Un projet de loi qui met à risque les personnes victimes de violence conjugale
Le projet de loi 91 s’annonce particulièrement problématique pour les femmes et les enfants victimes de violence conjugale, alors même que le Ministre vise à les protéger.
La médiation obligatoire, malgré les exceptions prévues pour les victimes de violence familiale, mettra une pression indue sur les femmes qui en sont victimes, puisqu’il s’agira de la voie "par défaut" privilégiée par les professionnel.le.s du droit. Plusieurs seront poussées vers cette voie, tantôt par manque de moyens ou par manque d’accès à un.e avocat.e, tantôt par volonté d’en finir au plus vite avec les pressions de leur ex-conjoint ou de montrer leur bonne foi. L’obligation de participation deviendra ainsi un puissant outil de contrôle pour les auteurs de violence, en plus de mettre en danger les femmes et leurs enfants durant le processus et une fois l’entente conclue.
Pour celles qui demanderont l’exemption, le processus risque :
– d’être revictimisant, puisque que le conjoint pourrait questionner la nature du motif sérieux.
– d’augmenter les risques pour leur sécurité et celle de leurs enfants lorsque l’ex-partenaire comprendra que la femme a dévoilé sa violence
– de susciter de l’insécurité de la part des victimes en raison du risque de sanctions pour « fausse déclaration ».
Face aux mythes et stéréotypes persistants entourant la violence conjugale, les victimes devront une fois de plus démontrer le sérieux de leur situation pour être crues et exemptées de la médiation.
« La médiation obligatoire donne des armes supplémentaires aux auteurs de violence pour utiliser le système de justice à leur avantage. Aucune mesure de sécurité n’est prévue pour les femmes et les enfants victimes qui se retrouveront en médiation face à leur agresseur » souligne Sabrina Lemeltier, de l’Alliance des maisons d’hébergement de 2e étape.
Le Regroupement et l’Alliance demandent le retrait de la médiation obligatoire, pour éviter des conséquences dramatiques en contexte de violence conjugale.
Un Tribunal unifié à la portée limitée
Selon les deux associations, le PL91 ne permettra pas de remplir l’objectif mis de l’avant par le ministre de la Justice, Simon Jolin-Barrette, soit de « simplifier le parcours judiciaire des familles ». D’une part, seule une poignée de familles québécoises pourront bénéficier de l’unification des services judiciaires, écartant les couples mariés et les conjoints de fait sans enfants ou dont les enfants sont nés avant le 30 juin 2025. D’autre part, pour ceux qui seront couverts, ils et elles feront face à des professionnel.le.s du droit qui ne sont ni formé.e.s ni expérimenté.e.s dans les différents domaines de droit requis par le TUF.
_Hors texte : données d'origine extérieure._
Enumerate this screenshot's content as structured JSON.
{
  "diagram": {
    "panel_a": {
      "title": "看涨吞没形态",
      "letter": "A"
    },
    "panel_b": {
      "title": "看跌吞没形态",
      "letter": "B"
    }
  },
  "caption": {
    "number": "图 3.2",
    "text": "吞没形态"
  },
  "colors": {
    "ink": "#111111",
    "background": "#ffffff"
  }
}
« Le projet de loi 91 a pour effet d’augmenter la complexité du parcours judiciaire pour les personnes victimes, alors que plusieurs belles avancées étaient à noter sur ce plan dans les dernières années. Le PL91 occulte les spécificités des litiges en présence de violence conjugale et omet d’assurer la sécurité des femmes et des enfants qui en sont victimes » déclare Justine Fortin, co-responsable des dossiers politiques au Regroupement.
Recommandations pour une réforme complète du droit de la famille
Le Tribunal unifié de la famille n’est qu’un des maillons de la réforme du droit de la famille, chère au ministre de la Justice. Il ne pourra être bénéfique pour les personnes victimes que si les conditions sont réellement réunies. En plus de proposer des modifications au PL91, le mémoire du Regroupement et de l’Alliance propose des recommandations plus larges, notamment :
– Rendre obligatoire le dépistage de la violence conjugale par les professionnel.le.s qui pratiquent la médiation familiale, avant et tout au long du processus.
– Former adéquatement les acteurs du système judiciaire en matière de violence conjugale, notamment les juges, les médiateurs familiaux et les expert.e.s psychosociaux.
– Offrir de la représentation spécialisée pour les personnes victimes afin de lever les barrières d’accès à la justice qu’elles rencontrent.
– Donner une voix aux enfants, notamment par l’encadrement du droit d’être entendu de l’enfant.
Sur le papier, le TUF et les objectifs qu’il poursuit sont assurément intéressants. Or, le Regroupement et l’Alliance sont inquiets quant à sa mise en œuvre, tel que proposée dans le PL91. « En l’absence de modifications conséquentes, les survivantes de violence risquent de devoir encore naviguer à travers une multitude de tribunaux, de lois et de façons de faire, sans filet de sécurité » conclut Louise Riendeau, coresponsable des dossiers politiques au Regroupement.